ECLI:NL:RBOVE:2021:2856
Rechtbank Overijssel
- Kort geding
- Rechtspraak.nl
Vervangende toestemming voor reis met minderjarige kinderen naar Jordanië in verband met zomervakantie
In deze zaak vorderde de vrouw vervangende toestemming om met haar minderjarige kinderen naar Jordanië te reizen tussen 9 juli 2021 en 20 augustus 2021, in verband met familiebezoek en de zomervakantie. De vrouw stelde dat het belangrijk was om haar moeder te bezoeken, die recentelijk was geopereerd. De man, de vader van de kinderen, verleende geen toestemming en voerde aan dat de reis niet noodzakelijk was, vooral gezien de geldende reisadviezen en de veiligheidsrisico's in Jordanië. De voorzieningenrechter oordeelde dat de vrouw niet voldoende had aangetoond dat de reis noodzakelijk was, ondanks het belang van het familiebezoek. De rechtbank wees de vordering af, onder verwijzing naar de geldende reisadviezen en de risico's voor de volksgezondheid. De voorzieningenrechter benadrukte dat de gezondheid van de kinderen en de geldende coronamaatregelen zwaar wogen in de beslissing.

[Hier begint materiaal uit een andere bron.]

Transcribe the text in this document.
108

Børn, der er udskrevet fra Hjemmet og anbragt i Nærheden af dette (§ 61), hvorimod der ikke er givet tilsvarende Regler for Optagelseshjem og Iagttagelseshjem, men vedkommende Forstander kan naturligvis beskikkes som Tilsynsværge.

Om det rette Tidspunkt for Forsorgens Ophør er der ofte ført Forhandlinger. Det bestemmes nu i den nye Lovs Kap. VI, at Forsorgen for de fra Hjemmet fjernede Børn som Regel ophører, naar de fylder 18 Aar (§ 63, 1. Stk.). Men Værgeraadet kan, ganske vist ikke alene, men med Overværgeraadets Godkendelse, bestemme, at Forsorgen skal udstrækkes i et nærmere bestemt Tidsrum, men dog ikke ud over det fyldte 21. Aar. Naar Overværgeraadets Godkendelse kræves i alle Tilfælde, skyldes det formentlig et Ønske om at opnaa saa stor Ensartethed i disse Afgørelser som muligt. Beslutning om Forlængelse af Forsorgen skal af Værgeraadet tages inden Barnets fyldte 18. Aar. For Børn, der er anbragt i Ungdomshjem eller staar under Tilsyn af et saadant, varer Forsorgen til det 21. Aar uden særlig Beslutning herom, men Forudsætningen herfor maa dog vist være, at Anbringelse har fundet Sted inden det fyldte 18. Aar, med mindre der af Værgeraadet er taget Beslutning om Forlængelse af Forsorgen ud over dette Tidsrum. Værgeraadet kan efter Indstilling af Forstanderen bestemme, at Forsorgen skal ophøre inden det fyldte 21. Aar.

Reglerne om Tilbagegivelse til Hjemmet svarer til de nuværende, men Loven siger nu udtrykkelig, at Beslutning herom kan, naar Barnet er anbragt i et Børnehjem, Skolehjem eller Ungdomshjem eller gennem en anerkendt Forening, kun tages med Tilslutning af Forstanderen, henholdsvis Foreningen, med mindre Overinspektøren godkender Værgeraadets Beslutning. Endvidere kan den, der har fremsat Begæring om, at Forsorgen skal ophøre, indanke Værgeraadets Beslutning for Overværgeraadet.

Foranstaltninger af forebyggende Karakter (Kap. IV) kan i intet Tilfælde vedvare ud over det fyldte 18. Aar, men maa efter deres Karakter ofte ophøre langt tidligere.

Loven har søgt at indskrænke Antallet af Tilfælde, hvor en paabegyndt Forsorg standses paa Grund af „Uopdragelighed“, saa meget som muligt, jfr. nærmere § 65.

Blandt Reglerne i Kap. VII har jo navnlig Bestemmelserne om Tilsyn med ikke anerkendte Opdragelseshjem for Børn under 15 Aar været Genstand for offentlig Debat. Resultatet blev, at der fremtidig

De vrouw had niet kunnen aantonen dat de zorg voor haar moeder niet door andere familieleden kon worden gefaciliteerd, en de rechtbank concludeerde dat de reis niet onder de noodzakelijke reizen viel. De vordering werd afgewezen, en de rechtbank hield rekening met de mogelijkheid van een wijziging van het reisadvies en de bijbehorende risico's.